C’est vrai que me revient alors en mémoire ce que m’a dit l’ancien DGESCO lors de notre dernière rencontre en décembre, à savoir que s’il n’était pas d’accord avec les écrits que je faisais et qui pouvaient donner à penser que le ministère fait n’importe quoi, il était en revanche d’accord sur mes attentes fortes pour que des changements dans les pratiques pédagogiques aient lieu, ce qui nécessitait pour ce faire une formation y compris continue des enseignants. Il avait alors déclaré qu’il pensait utile que j’accepte de les aider à mener à bien ces réflexions pédagogiques. Cette proposition de décembre 2013 est restée lettre morte.

Mais un DASEN avait lui aussi constaté publiquement qu’il aimait toujours m’entendre parler de mes propositions pédagogiques.

Trêve de plaisanterie, on nous sort aujourd’hui un sondage du CSA, évidemment immédiatement relayé par tous les médias, qui, sans complexe aucun, osent affirmer que « 69% des français sont favorables à la réforme » ! Soit, en chercheuse habituée  à aller aux sources des informations, j’y suis allée.

Commençons par l’échantillon, 1017 personnes de 18 ans et plus, constitué d’après la méthode des quotas, (sexe, âge, catégorie socioprofessionnelle du chef de ménage (à partir de 18 ans ?), et il nous est affirmé que les français identifient un certain nombre de bénéfices liés à la réforme, notamment pour l’apprentissage des élèves.

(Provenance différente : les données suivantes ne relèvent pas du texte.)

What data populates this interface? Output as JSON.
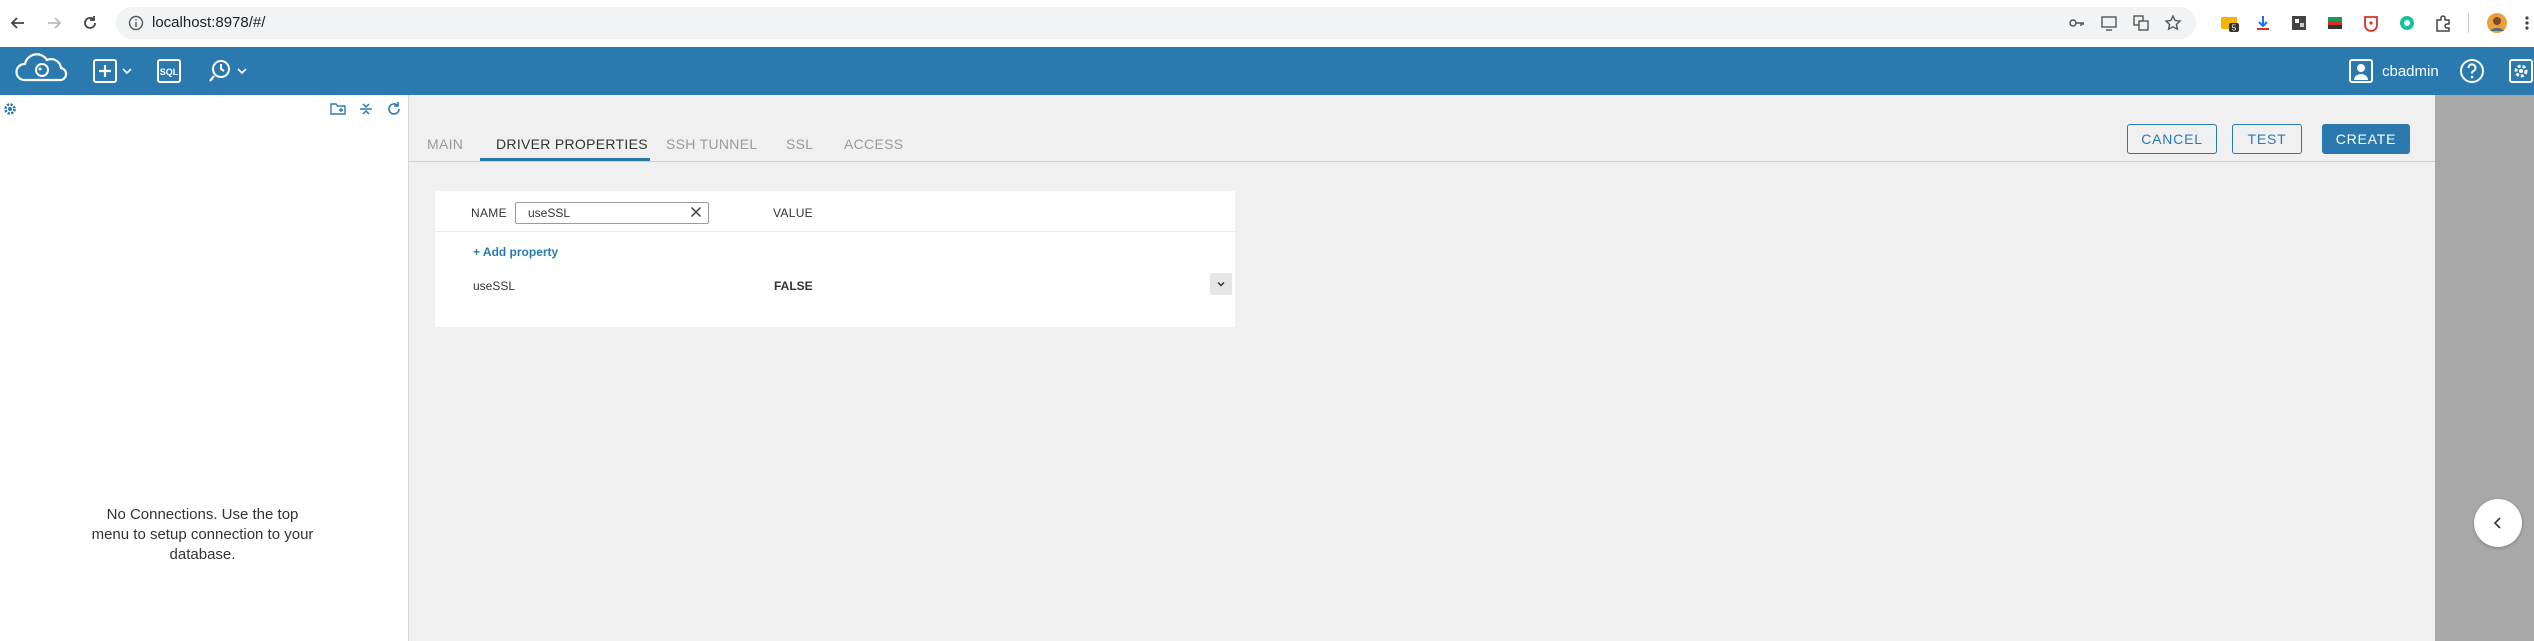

66% des personnes interrogées estiment que l’année scolaire qui se termine s’est bien déroulée (47% estiment qu’elle s’est plutôt bien déroulée et seulement 19% qu’elle s’est très bien déroulée). Mais on ajoute que ce sont 92% parmi les parents directement concernés, à savoir ceux ayant des enfants scolarisés, qui le sont (57% plutôt bien et 35% très bien)! Oups ! Quel est le pourcentage de ces parents parmi les 1017 interrogées ? Et que sont les autres alors qui s’expriment sur une année qui ne les concerne pas !!! On apprend que 72% des 18-24 ans partagent cet avis ! En quoi sont-ils concernés par la réforme sur laquelle soit-disant on fait ce sondage ?

Par ailleurs il n’est nulle part dit combien de ces personnes interrogées ont des enfants qui sont passés à 9 demi-journées et combien sont encore à 4 jours !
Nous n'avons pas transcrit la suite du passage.